I partly hated him for being right and was partly thrilled that he was. A warrior-king, a master thief, and a sorceress. Great gods, hope was a terrible and anxious thing! They were indeed allies who had as much chance on the Dragon’s Anvil as any mortal born. I pondered my recent poverty and pondered the treasure.

“I have never in my life behaved with any particular wisdom,” I said at last. “It would make little sense to start now.”

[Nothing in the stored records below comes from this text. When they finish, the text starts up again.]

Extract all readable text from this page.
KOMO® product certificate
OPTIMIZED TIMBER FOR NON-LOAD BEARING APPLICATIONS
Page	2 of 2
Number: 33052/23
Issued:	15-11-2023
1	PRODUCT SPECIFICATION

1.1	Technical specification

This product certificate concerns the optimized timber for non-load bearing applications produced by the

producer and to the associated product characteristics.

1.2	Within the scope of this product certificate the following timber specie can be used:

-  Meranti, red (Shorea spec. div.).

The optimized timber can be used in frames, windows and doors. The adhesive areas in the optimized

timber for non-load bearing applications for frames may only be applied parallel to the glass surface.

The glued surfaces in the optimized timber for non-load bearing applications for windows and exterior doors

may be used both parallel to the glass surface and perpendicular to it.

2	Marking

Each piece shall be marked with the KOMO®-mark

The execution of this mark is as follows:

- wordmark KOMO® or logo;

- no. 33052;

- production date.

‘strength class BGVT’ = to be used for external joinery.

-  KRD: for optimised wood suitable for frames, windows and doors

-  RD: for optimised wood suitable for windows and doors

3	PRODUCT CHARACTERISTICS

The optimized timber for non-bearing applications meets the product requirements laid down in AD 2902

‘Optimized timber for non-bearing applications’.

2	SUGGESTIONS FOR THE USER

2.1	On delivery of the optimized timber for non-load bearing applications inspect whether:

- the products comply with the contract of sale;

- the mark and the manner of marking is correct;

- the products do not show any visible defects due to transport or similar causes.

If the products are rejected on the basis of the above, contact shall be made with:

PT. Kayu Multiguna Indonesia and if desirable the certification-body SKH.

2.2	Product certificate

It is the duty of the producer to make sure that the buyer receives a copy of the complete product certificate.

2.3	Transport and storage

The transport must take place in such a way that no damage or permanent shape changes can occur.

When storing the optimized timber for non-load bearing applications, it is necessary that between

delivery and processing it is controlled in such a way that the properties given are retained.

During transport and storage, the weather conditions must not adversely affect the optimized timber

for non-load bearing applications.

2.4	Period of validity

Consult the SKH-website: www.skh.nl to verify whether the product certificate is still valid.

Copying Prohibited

“Ha!” Brandgar pounded the table, stood, and leaned out over the balcony. His voice boomed out, echoing from the rafters and startling the raucous commotion below into instant attention. “HEAR ME! Hight Brandgar, son of Orthild and Erika, King-on-the-Waves! Tonight we go! Tonight we climb the Dragon’s Anvil! We, the Never-Throned, the King-Shadow, the Sky-Daughter, and the famous Tarkaster Crale! We go to claim a treasure, so take this pittance! Drink to us, and wait for the word! Tonight we break a legend!”

Brandgar opened a purse, and shook out a stream of silver into the crowds below, where drinkers cheered and convulsed and clutched at his largesse. Gods! If I’d had even that much money just a week before, I’d never have left the Crescent Cities. As the near riot for the coins subsided, a voice rose in ragged chant, and was joined by more and steadier voices, until nearly everyone in Underwing Hall was gleefully serenading us, a single verse over and over again:

Die rich, dragon’s dinner!

 

Play well the game that has no winner!

 

Climb the mountain, greedy sinner!

 

Die rich, dragon’s dinner!

 

The chant had the sound of a familiar ritual that had been much practiced. I liked it not a whit.